Le gouvernement publie une liste d'établissements scolaires construits sur d'anciens sites industriels

ENVIRONNEMENT Des opérations y seront menées pour rechercher d'éventuels risques pour la santé...

J. M. avec AFP

— 

Une cour de recreation
Une cour de recreation — GILE MICHEL/SIPA

«Il n'y a pas d'alerte sanitaire ou environnementale dans ces établissements.» Si le directeur de la Direction générale de la prévention des risques Laurent Michel prend soin de désamorcer tout mouvement de panique, c'est parce que le gouvernement a publié ce lundi une liste potentiellement anxiogène: celle des établissements scolaires bâtis sur d'anciens sites industriels où seront conduits, à partir de juillet, des diagnostics pour détecter d'éventuels risques sanitaires.

>> Pour consulter la liste des établissements concernés, cliquez ici

Cette première partie d'une liste qui sera complétée par la suite contient quelque 1.200 établissements bâtis sur d'anciennes usines, fonderies, garages, ou autres imprimeries. Les diagnostics visent à vérifier que d'éventuels polluants (hydrocarbures, solvants de dégraissage, métaux lourds...) présents dans les sols depuis des décennies ne dégradent pas le réseau d'eau potable, le sol des jardins et aires de jeux ou encore l'air dans les salles de classe.

«Poches de pollution»

L'opération est cependant décrite comme «une démarche d'anticipation» prévue par le Grenelle de l'environnement. Les diagnostics donneront lieu à des visites dans les écoles concernées (une demi-journée à deux jours), des prélèvement de sols (une demi-journée à une journée) et, en cas d'identification de concentrations de polluants, des contrôles sur la qualité de l'air.
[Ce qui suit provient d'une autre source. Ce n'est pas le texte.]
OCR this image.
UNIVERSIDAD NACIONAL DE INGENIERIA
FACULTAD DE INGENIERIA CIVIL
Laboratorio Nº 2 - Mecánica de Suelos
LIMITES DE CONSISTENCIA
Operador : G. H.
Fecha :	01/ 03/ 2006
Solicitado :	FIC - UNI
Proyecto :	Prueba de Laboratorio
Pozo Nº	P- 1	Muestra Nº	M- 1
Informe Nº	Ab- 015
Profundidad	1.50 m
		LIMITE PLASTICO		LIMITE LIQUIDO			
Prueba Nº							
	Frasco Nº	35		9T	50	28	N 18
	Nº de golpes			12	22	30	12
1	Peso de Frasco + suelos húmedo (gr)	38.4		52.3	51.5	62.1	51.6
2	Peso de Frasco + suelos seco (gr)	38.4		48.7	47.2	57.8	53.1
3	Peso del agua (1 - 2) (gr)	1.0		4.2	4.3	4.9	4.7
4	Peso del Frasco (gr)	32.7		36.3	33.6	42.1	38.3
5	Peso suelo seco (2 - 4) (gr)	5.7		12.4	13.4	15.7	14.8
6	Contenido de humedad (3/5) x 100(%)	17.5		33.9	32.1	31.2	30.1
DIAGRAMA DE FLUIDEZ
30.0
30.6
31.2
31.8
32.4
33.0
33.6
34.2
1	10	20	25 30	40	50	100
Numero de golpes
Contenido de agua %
Le cas échéant, des travaux pourront être effectués pour enlever ou recouvrir des «poches de pollution» afin d'écarter tout risque sanitaire. Au total, un peu plus de 2.000 sites sont concernés, pour un coût évalué à environ 50 millions d'euros. L'opération s'étalera sur 4 à 5 ans. «Il ne devrait pas y avoir de très nombreux cas ni de travaux extrêmement lourds», assure Laurent Michel, s'appuyant sur l'expérience pilote menée en Haute-Garonne et dans le Val-d'Oise.